Deterministic and Stochastic Analysis of Deep Reinforcement Learning for Low Dimensional Sensing-based Navigation of Mobile Robots

TL;DR

This paper compares deterministic and stochastic deep reinforcement learning methods, DDPG and SAC, for mapless navigation of mobile robots with high-dimensional sensing, analyzing how neural network architecture impacts their performance.

Contribution

It provides a comparative analysis of DDPG and SAC in high-dimensional navigation tasks, highlighting the influence of neural network architecture on learning outcomes.

Findings

SAC performs better with deeper neural network architectures.

DDPG is more effective with shallower architectures.

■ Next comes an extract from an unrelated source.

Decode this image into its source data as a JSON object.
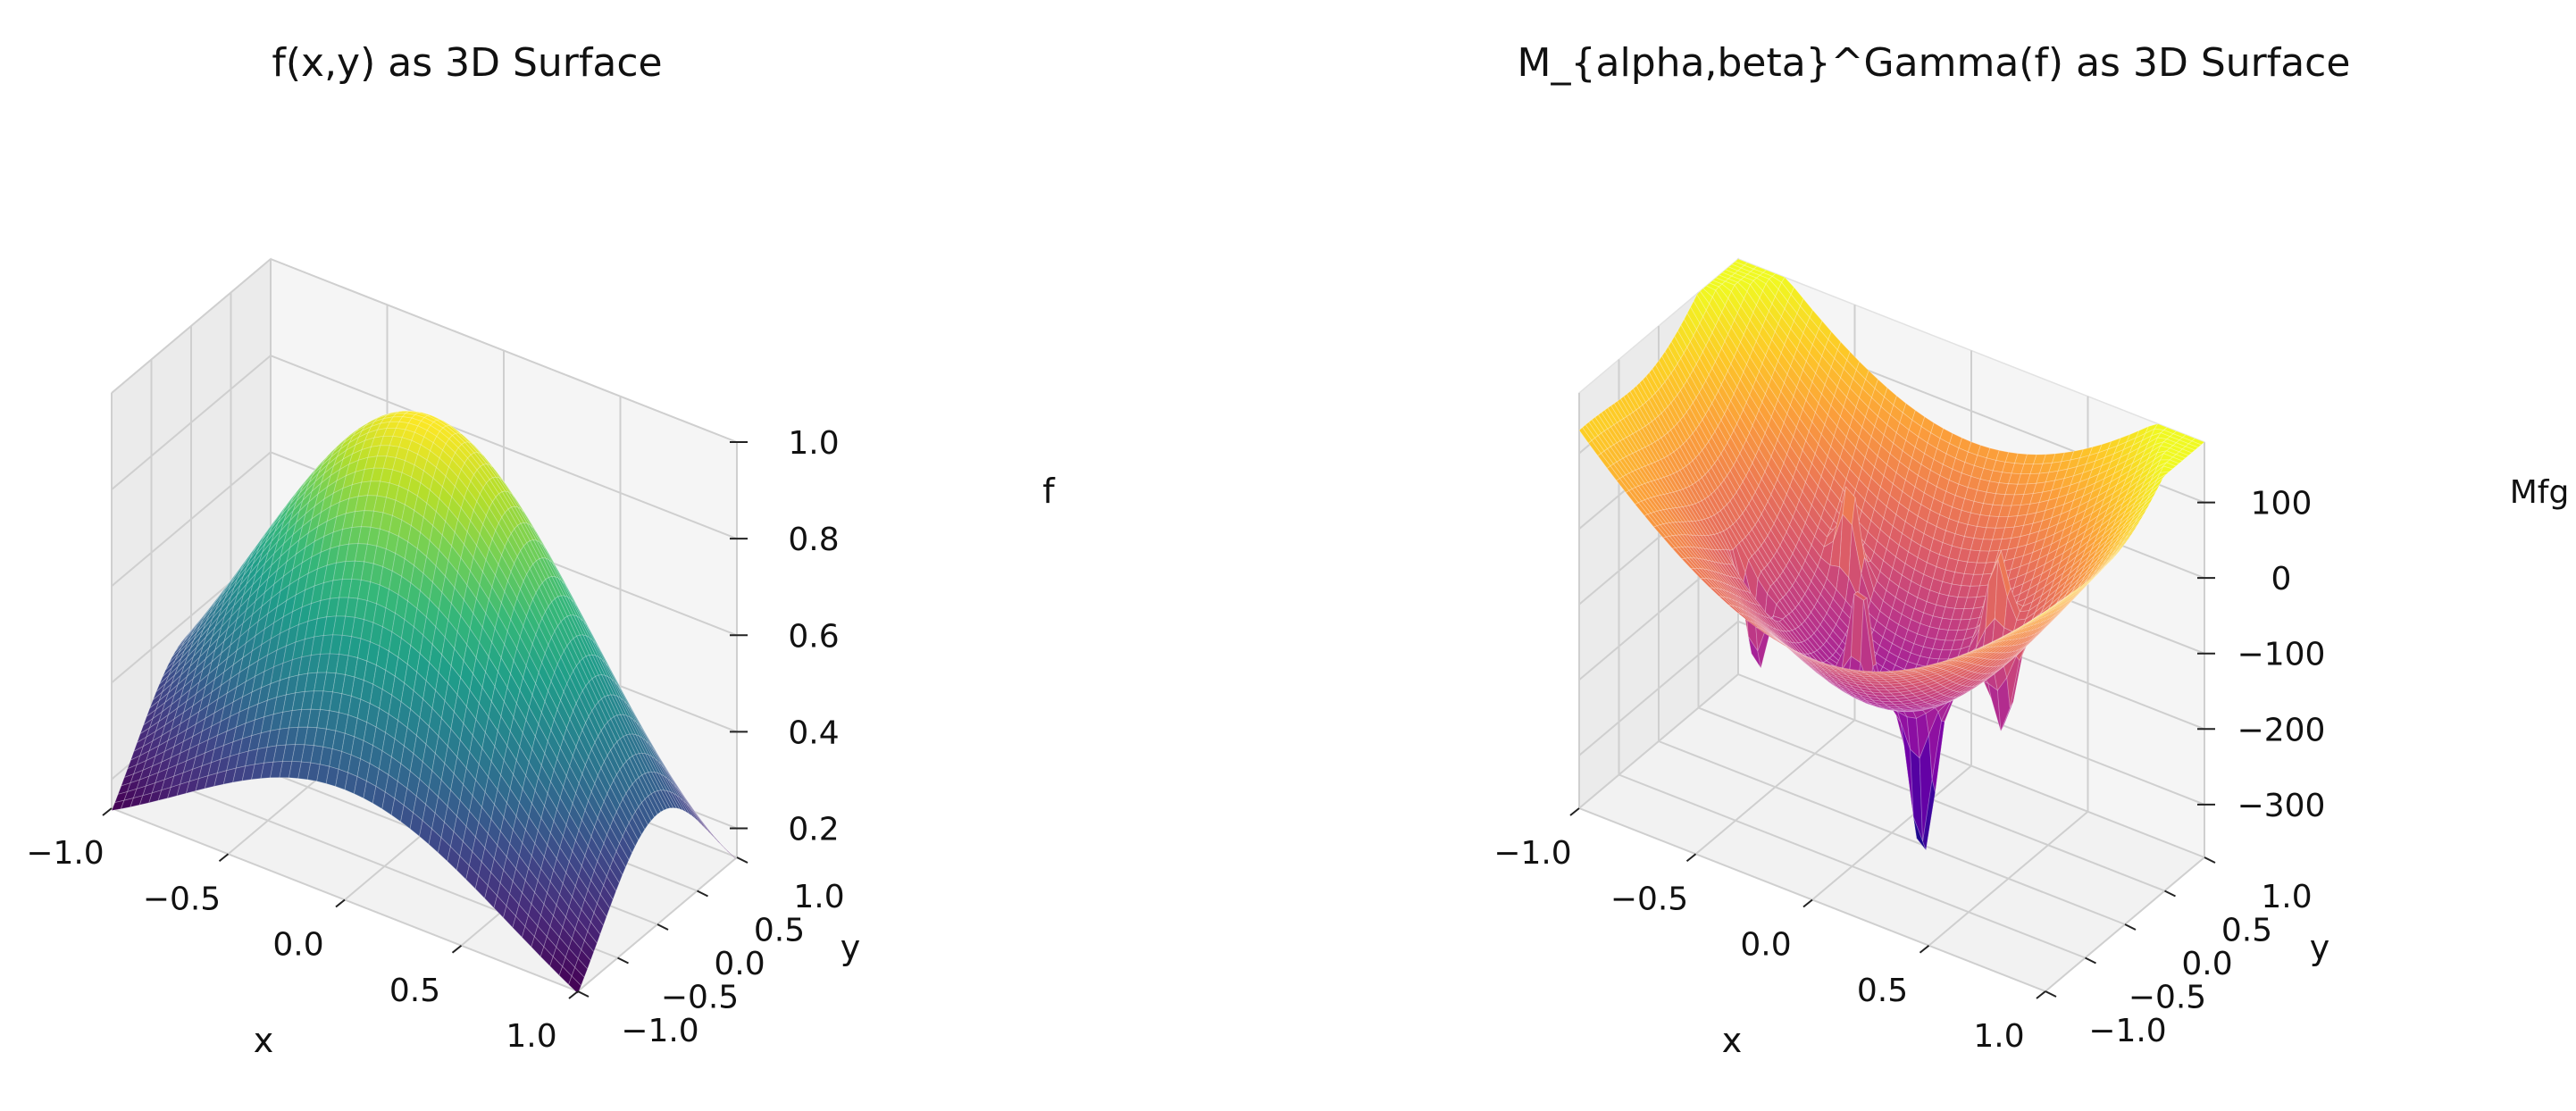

Quantitative results show differences in navigation time and distance.

Abstract

Deterministic and Stochastic techniques in Deep Reinforcement Learning (Deep-RL) have become a promising solution to improve motion control and the decision-making tasks for a wide variety of robots. Previous works showed that these Deep-RL algorithms can be applied to perform mapless navigation of mobile robots in general. However, they tend to use simple sensing strategies since it has been shown that they perform poorly with a high dimensional state spaces, such as the ones yielded from image-based sensing. This paper presents a comparative analysis of two Deep-RL techniques - Deep Deterministic Policy Gradients (DDPG) and Soft Actor-Critic (SAC) - when performing tasks of mapless navigation for mobile robots. We aim to contribute by showing how the neural network architecture influences the learning itself, presenting quantitative results based on the time and distance of navigation of aerial mobile robots for each approach. Overall, our analysis of six distinct architectures highlights that the stochastic approach (SAC) better suits with deeper architectures, while the opposite happens with the deterministic approach (DDPG).